Additionally, we expected the lumbar flexion excursion to increase post-treatment. However, pain catastrophizing and kinesiophobia decreased post-treatment, but the lumbar flexion excursions remained unchanged. It is known that movement restriction often persists despite cognitive improvement [14]. We expected that motor patterns would normalize within the 48-week follow-up window [47], especially with the maintained reduction in pain, harm expectancy, kinesiophobia, and pain catastrophizing measure. In previous studies, we have shown lumbar excursions around 20° to a target eliciting 40° and around 30° to a target eliciting 60° in people without back pain [48] and around 7° and 17° to similarly placed targets in people with back pain [30]. One explanation of the lack of improvement could be that participants in this study had lumbar flexion angles of 27° and 31° to targets targeting 45° and 60°, respectively, which are comparable to the lumbar flexion angles reported in people without back pain [48]. Additionally, reduced excursions were more pronounced in participants with a higher age or BMI, reflecting known declines in spinal mobility from approximately age 40 [6] and diminished flexion in individuals with obesity [7]. Given the sample’s mean age (40) and BMI (30), these effects were expected. Notably, the lumbar mobility did not influence the pain, fear, or depression outcomes; only disability scores on the Roland–Morris Disability Questionnaire correlated with the BMI, possibly reflecting functional limitations attributable to body size rather than pain alone. See Appendix A: Mixed effect model outcome table.

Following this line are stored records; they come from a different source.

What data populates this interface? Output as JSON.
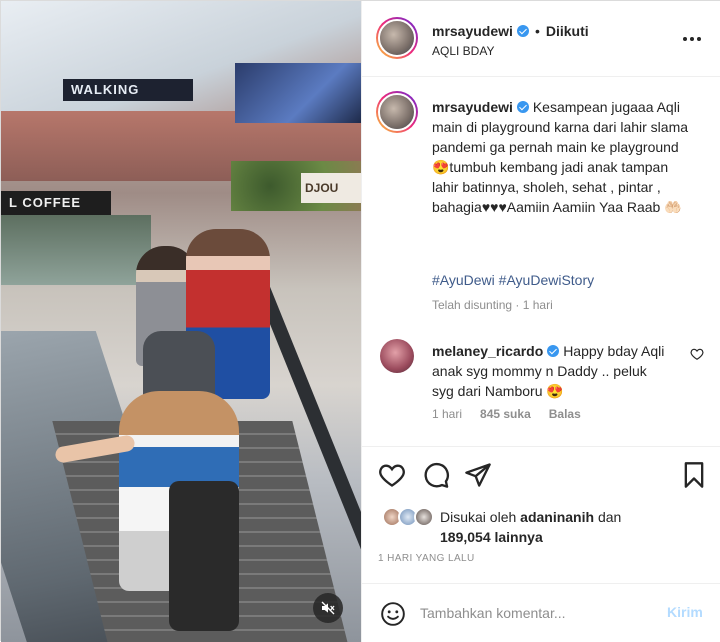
{
  "media": {
    "shop_sign": "WALKING",
    "coffee_sign": "L COFFEE",
    "cafe_sign": "DJOU",
    "mute_icon": "speaker-muted-icon"
  },
  "header": {
    "username": "mrsayudewi",
    "separator": "•",
    "follow_status": "Diikuti",
    "location": "AQLI BDAY",
    "more_icon": "more-horizontal-icon"
  },
  "caption": {
    "username": "mrsayudewi",
    "text": "Kesampean jugaaa Aqli main di playground karna dari lahir slama pandemi ga pernah main ke playground 😍tumbuh kembang jadi anak tampan lahir batinnya, sholeh, sehat , pintar , bahagia♥♥♥Aamiin Aamiin Yaa Raab 🤲🏻",
    "hashtags": [
      "#AyuDewi",
      "#AyuDewiStory"
    ],
    "edited": "Telah disunting · 1 hari"
  },
  "comment": {
    "username": "melaney_ricardo",
    "text": "Happy bday Aqli anak syg mommy n Daddy .. peluk syg dari Namboru 😍",
    "time": "1 hari",
    "likes": "845 suka",
    "reply": "Balas"
  },
  "actions": {
    "like_icon": "heart-icon",
    "comment_icon": "comment-icon",
    "share_icon": "paper-plane-icon",
    "save_icon": "bookmark-icon"
  },
  "likes": {
    "prefix": "Disukai oleh",
    "liker": "adaninanih",
    "connector": "dan",
    "count": "189,054 lainnya"
  },
  "time_ago": "1 HARI YANG LALU",
  "comment_box": {
    "placeholder": "Tambahkan komentar...",
    "post_label": "Kirim",
    "emoji_icon": "smiley-icon"
  },
  "colors": {
    "verified": "#3897f0",
    "hashtag": "#3f5b8a",
    "post_button": "#b3dbff",
    "muted_text": "#8e8e8e"
  }
}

Limitations in this clinical trial were that the control group still received a graded exposure treatment targeting lumbar flexion. This prevented us from showing that VR graded exposure treatment targeting movements people with cLBP avoid, such as lumbar flexion, is more effective than cognitive behavioral or less specific graded activity treatments. In future studies, we suggest comparing graded exposure and activity treatments targeting lumbar flexion movements in people with cLBP compared to a treatment that does not involve lumbar flexion movements. Additionally, the targeted lumbar flexion range differed (15–60° vs. −15–30°), and completion of either protocol did not require achieving these ranges, potentially diluting any differential treatment effect. The sample size was smaller than originally planned due to recruitment challenges during the COVID-19 pandemic, which may have reduced the statistical power to detect between-group differences. These factors should be considered when interpreting the findings and underscore the need for larger-scale studies employing more distinct treatment conditions.

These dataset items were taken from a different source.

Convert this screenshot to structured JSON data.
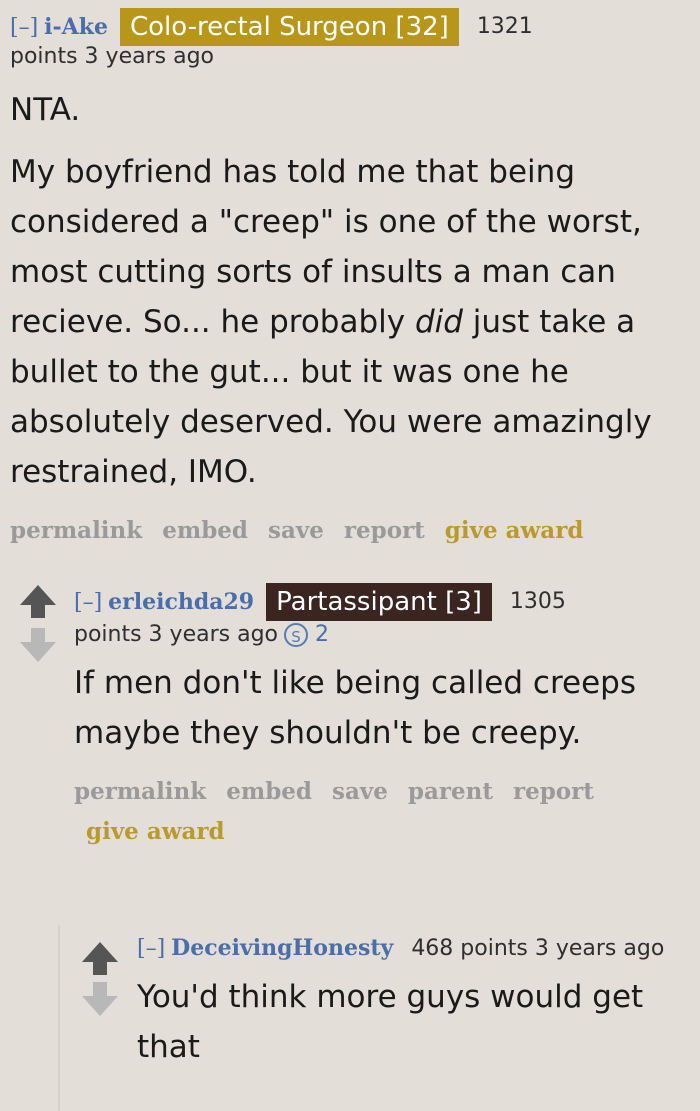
{
  "comments": [
    {
      "toggle": "[–]",
      "author": "i-Ake",
      "flair": "Colo-rectal Surgeon [32]",
      "flair_color": "#b8961a",
      "score": "1321",
      "meta": "points 3 years ago",
      "paragraphs": [
        "NTA."
      ],
      "body_parts": [
        "My boyfriend has told me that being considered a \"creep\" is one of the worst, most cutting sorts of insults a man can recieve. So... he probably ",
        "did",
        " just take a bullet to the gut... but it was one he absolutely deserved. You were amazingly restrained, IMO."
      ],
      "buttons": [
        "permalink",
        "embed",
        "save",
        "report",
        "give award"
      ]
    },
    {
      "toggle": "[–]",
      "author": "erleichda29",
      "flair": "Partassipant [3]",
      "flair_color": "#3a2520",
      "score": "1305",
      "meta": "points 3 years ago",
      "gild_icon": "silver-award-icon",
      "gild_count": "2",
      "paragraphs": [
        "If men don't like being called creeps maybe they shouldn't be creepy."
      ],
      "buttons": [
        "permalink",
        "embed",
        "save",
        "parent",
        "report",
        "give award"
      ]
    },
    {
      "toggle": "[–]",
      "author": "DeceivingHonesty",
      "score_meta": "468 points 3 years ago",
      "paragraphs": [
        "You'd think more guys would get that"
      ]
    }
  ]
}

Collectively, these results support VR-mediated graded exposure specifically targeting lumbar motion as a promising adjunct for cLBP with high pain-related fear. By combining cognitive distraction, affective reward, and graduated physical challenge, VR can address both psychological and behavioral components of the fear–avoidance cycle, offering a scalable approach to enhance adherence and sustain recovery.

5. Conclusions

This study demonstrates that nine weeks of VR-based graded activity, delivered through a virtual dodgeball game, produced clinically meaningful reductions in pain and disability in individuals with cLBP and high pain-related fear, likely not due to the simple effect of time [41] or placebo [42], with benefits maintained for up to 48 weeks. These outcomes occurred without measurable increases in lumbar flexion during standardized reach tasks and were not influenced by age or BMI. VR engagement was associated with reductions in pain catastrophizing and kinesiophobia, despite persistent movement restriction, suggesting that cognitive shifts may precede or occur independently of biomechanical changes.

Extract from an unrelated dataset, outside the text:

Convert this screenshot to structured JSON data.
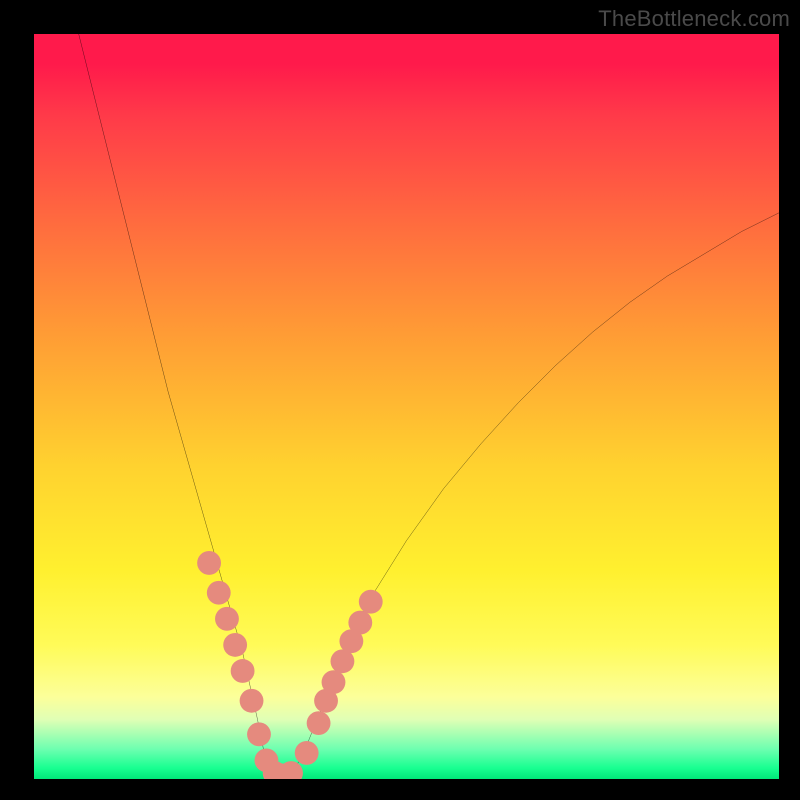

The VIGOR findings highlight VR’s potential to integrate cognitive distraction, affective reward, and progressive physical challenge in a format that sustains adherence and enhances enjoyment compared to conventional graded exposure/activity programs. By enabling repeated graded exposure to lumbar motion in a non-threatening game-based environment, VR interventions may help recalibrate threat perceptions, promote confidence in movement, and support the generalization of these benefits into daily life, offering a promising adjunct for disrupting the fear–avoidance cycle in cLBP.